Bags Sat 23-Jun-12 07:23:58

I agree with all those who point out that it is not only the people who work for money who, um, work. I see parents as a team. It's up to them to decide (if they have a choice) who does which work of the paid and unpaid varieties that need doing, or whether they both get paid work and use some of their pay to pay someone else to do the home work.

I chose to be a SAHM while my kids were young quite simply because I wanted to be the one who brought them up and not hand that work over to someone else. It is work I enjoyed and which I found very rewarding in spite of its not being rewarding financially. We did without all but basics - didn't have a car till I went back to paid work, for instance.

Attitudes will not change until valuable but unpaid work done at home for the family is, well, valued as being "worth" just as much as paid work. To start with, people should stop asking "do you work?" If you have kids, of course you bloody work!

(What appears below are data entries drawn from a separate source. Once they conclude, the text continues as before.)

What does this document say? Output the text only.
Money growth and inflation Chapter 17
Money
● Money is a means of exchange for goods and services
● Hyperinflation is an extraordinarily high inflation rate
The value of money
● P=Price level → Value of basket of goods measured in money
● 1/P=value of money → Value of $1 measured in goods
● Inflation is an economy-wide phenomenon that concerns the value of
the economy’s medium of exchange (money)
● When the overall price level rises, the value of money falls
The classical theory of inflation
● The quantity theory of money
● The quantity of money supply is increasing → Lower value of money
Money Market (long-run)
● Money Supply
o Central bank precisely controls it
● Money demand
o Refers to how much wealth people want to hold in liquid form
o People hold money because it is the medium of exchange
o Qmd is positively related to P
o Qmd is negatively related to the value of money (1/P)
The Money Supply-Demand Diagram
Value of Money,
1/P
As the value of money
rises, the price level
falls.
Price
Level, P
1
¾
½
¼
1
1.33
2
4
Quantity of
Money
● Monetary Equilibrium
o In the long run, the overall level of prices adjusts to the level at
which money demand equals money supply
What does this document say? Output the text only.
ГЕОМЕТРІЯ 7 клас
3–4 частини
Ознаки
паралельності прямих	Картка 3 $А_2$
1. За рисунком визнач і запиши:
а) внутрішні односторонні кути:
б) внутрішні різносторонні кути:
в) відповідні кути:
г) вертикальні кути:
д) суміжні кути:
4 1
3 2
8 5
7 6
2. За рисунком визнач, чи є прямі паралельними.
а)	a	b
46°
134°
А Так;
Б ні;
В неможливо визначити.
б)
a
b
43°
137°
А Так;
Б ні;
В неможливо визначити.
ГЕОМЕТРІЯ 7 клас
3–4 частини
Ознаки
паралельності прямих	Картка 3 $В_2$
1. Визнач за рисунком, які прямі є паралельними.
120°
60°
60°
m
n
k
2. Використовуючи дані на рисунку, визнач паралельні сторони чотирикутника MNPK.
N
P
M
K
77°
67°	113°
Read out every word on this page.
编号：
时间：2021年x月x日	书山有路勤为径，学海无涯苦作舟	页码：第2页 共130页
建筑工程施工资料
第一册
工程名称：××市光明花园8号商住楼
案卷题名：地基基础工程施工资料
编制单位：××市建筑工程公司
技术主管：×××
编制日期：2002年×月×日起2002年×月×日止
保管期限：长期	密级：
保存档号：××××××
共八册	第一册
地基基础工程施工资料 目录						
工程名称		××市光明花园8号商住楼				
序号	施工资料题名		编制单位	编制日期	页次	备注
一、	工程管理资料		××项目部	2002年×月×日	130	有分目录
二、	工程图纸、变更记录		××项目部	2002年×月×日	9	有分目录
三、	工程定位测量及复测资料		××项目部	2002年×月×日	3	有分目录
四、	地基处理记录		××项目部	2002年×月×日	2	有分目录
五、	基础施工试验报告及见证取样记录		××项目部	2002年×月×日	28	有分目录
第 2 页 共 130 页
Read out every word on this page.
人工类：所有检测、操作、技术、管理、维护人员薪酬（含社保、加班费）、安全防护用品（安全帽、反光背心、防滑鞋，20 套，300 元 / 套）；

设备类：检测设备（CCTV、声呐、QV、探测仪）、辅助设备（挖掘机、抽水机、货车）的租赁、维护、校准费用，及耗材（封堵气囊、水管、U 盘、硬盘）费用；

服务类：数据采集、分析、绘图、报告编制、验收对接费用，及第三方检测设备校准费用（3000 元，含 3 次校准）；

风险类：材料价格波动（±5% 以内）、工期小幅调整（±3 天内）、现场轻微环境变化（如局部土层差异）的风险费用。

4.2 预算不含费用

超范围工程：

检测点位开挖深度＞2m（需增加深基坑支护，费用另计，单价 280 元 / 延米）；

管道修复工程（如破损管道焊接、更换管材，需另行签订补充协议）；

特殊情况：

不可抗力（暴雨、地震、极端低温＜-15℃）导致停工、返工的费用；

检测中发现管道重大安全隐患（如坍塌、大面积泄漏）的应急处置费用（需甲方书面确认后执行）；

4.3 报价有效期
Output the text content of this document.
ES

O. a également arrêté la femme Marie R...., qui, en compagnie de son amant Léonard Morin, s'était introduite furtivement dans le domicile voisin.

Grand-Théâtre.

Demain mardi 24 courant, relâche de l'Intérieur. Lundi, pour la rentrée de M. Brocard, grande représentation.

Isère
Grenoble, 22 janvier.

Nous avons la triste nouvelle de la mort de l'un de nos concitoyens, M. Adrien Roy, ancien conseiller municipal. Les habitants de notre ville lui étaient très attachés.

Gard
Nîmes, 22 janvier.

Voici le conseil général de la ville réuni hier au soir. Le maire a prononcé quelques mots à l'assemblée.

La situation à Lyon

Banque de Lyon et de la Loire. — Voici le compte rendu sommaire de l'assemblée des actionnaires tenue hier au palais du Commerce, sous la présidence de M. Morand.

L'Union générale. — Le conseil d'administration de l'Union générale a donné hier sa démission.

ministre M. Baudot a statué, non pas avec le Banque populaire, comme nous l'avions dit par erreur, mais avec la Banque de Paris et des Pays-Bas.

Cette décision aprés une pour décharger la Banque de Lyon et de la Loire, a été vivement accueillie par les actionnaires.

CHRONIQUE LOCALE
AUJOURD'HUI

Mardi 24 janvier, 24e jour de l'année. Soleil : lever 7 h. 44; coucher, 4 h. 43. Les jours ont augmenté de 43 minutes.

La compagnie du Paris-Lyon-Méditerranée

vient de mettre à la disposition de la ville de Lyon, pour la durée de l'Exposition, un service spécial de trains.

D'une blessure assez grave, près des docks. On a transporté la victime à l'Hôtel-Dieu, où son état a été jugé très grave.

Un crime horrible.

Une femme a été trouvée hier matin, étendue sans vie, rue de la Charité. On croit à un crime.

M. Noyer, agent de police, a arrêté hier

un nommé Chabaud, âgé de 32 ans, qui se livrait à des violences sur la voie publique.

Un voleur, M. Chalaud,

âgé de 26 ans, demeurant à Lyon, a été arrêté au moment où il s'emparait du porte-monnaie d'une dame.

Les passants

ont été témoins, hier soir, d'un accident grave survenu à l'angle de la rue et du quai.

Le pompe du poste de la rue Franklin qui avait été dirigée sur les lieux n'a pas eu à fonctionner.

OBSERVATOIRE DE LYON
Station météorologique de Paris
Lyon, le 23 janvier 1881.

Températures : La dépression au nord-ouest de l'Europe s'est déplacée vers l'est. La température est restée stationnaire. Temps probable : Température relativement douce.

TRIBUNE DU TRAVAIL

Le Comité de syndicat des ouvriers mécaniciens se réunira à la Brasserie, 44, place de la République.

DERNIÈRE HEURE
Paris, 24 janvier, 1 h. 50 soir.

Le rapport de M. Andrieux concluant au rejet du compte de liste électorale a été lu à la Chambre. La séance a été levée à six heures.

Bags Sat 23-Jun-12 07:25:53

PS the question of employing unpaid childminders (grandparents) while both parents 'went out to' work never arose because there weren't any handy grandparents around.

Greatnan Sat 23-Jun-12 07:39:10

I suspect that there will be more grandparents around who have retired, and are therefore available for child-minding, as the age at which women have children continues to rise. I was a grandmother at 42, still in the thick of working myself, so I was never asked to childmind - thank goodness! The same held true for my daughter, who was also a grandmother at 42. Now she is 'retired' she lives 12,000 miles from her gc much to her DIL's annoyance!